ゴルフにポロにルポにup!に……VWの「GTI」はやっぱり熱いぜ! 時代時代のクルマ好きを歓喜させた歴代モデルとエキサイティングなその中身 (2/2ページ)

じつはパサートにも設定が計画されていたGTI

 その他のGTIとしてはゴルフの弟分「ポロ」、末弟の「ルポ」、そのあとを受け継いだ「up!」にもGTIを設定。コンセプトモデルで終わったが、初代のパサートにも企画されていた。ゴルフの車体の肥大化にともない、かつてのゴルフの位置づけとなるハッチバックとして登場したのがポロで、GTIが登場したのは1994年デビューの3代目から。ゴルフよりもひとまわり小さい1.6リッター直4DOHCを搭載し、ATの設定はなく、5速MTのみと操る楽しさを味わえるモデルであった。

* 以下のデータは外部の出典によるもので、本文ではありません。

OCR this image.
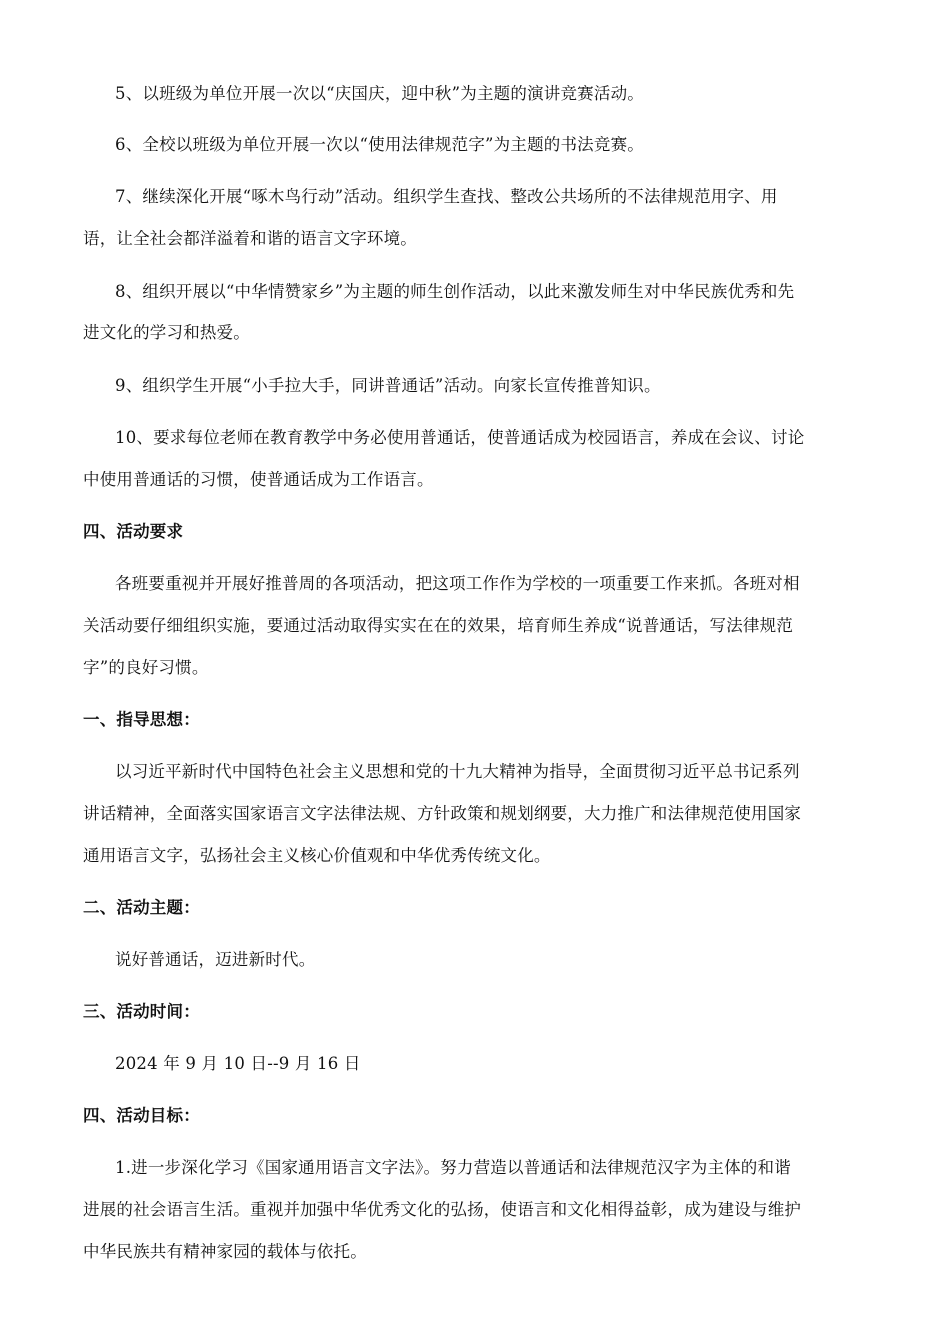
5、以班级为单位开展一次以“庆国庆，迎中秋”为主题的演讲竞赛活动。
6、全校以班级为单位开展一次以“使用法律规范字”为主题的书法竞赛。
7、继续深化开展“啄木鸟行动”活动。组织学生查找、整改公共场所的不法律规范用字、用
语，让全社会都洋溢着和谐的语言文字环境。
8、组织开展以“中华情赞家乡”为主题的师生创作活动，以此来激发师生对中华民族优秀和先
进文化的学习和热爱。
9、组织学生开展“小手拉大手，同讲普通话”活动。向家长宣传推普知识。
10、要求每位老师在教育教学中务必使用普通话，使普通话成为校园语言，养成在会议、讨论
中使用普通话的习惯，使普通话成为工作语言。
四、活动要求
各班要重视并开展好推普周的各项活动，把这项工作作为学校的一项重要工作来抓。各班对相
关活动要仔细组织实施，要通过活动取得实实在在的效果，培育师生养成“说普通话，写法律规范
字”的良好习惯。
一、指导思想：
以习近平新时代中国特色社会主义思想和党的十九大精神为指导，全面贯彻习近平总书记系列
讲话精神，全面落实国家语言文字法律法规、方针政策和规划纲要，大力推广和法律规范使用国家
通用语言文字，弘扬社会主义核心价值观和中华优秀传统文化。
二、活动主题：
说好普通话，迈进新时代。
三、活动时间：
2024 年 9 月 10 日--9 月 16 日
四、活动目标：
1.进一步深化学习《国家通用语言文字法》。努力营造以普通话和法律规范汉字为主体的和谐
进展的社会语言生活。重视并加强中华优秀文化的弘扬，使语言和文化相得益彰，成为建设与维护
中华民族共有精神家园的载体与依托。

 4代目ポロGTIはスタンダードモデルから4年遅れた2005年に設定され、4代目のゴルフGTIの1.8リッターターボを搭載。車重はゴルフGTIよりも約200kg軽かったことから、兄貴分を上まわるじゃじゃ馬っぷりを見せた。5代目は前期が兄貴分のゴルフのエンジンを搭載した1.4リッターのツインチャージャーを搭載したが、後期型はパサート用の1.8リッターターボへ置き換えられている。このモデルからAT(DSG)専用となったが、後期型で6速MTが復活している。

 現行モデルとなる6代目は2018年に登場。GTIは兄貴分のゴルフと同じ2リッター直4ターボにアップデート。スペックはデチューンされているが、コンパクトなボディと相まってゴルフに匹敵するパフォーマンス(207馬力)を見せる。

 4代目、5代目はWRC(世界ラリー選手権)のベース車としても活躍した。

専用ボディが与えられ、ポロの1.6リッターを搭載した傑作ルポGTI

 ルポとup!はVWの底辺を支えるAセグメントのハッチバックだ。

 1998年登場のルポはポロよりも全長が190mm、全幅が20mmほど短かった。アメリカ政府が提唱し、100km走るのに3リッターしか燃料を使わない超低燃費カーを最新の技術で実現した「ルポTDI」が当時の話題をさらったが、GTIではそのコンパクトなボディ(ポロよりもさらに100kg強軽い)に3代目ポロGTIの1.6リッター直4DOHC(125馬力)を搭載したのだから、その走りは乗らずして楽しいのがわかる。

 ボディも軽量化が図られ、リヤフェンダーは大きなタイヤを収めるために専用品となっており、かなりこだわりが詰まったモデルだった。MTも6速でエンジンのパワーを使い切る楽しさに溢れたモデルだった。

 その後継と呼ぶにふさわしいup!は2012年に国内デビュー。コンパクトなボディに大人4人が無理なく乗れる高効率パッケージと軽量化と剛性を高次元で融合したパッケージが魅力だった。そのup!にGTIが登場したのは2018年。600台限定で日本に導入された。

 エンジンは通常モデルの1リッター直3エンジンに対して、GTIはそのターボ仕様で116馬力。出力もボディサイズも初代ゴルフとほぼ同じで、当時は初代ゴルフGTIの復活ともてはやされた。

 MTはルポ同様に6速MTだが、ルポのように俊敏ではなく、極めて扱いやすいバランスの取れたスポーティカーだったと記憶している。

「高性能で楽しくかつ実用性にも優れる」コンセプトはこれからも不変

 現在購入できるGTIはゴルフとポロのみだが、昨年のドイツのIAAモビリティでコンセプトカーとしてVWのEVブランドであるID.のGTIがお披露目された。いよいよGTIにもEV化の波が訪れようとしている。

 ただ、初代ゴルフGTIの「高性能かつ走る楽しさに溢れ、実用性にも優れる」というコンセプトは変わらず受け継がれていくに違いない。いつまでもクルマ好きの憧れのモデルだ。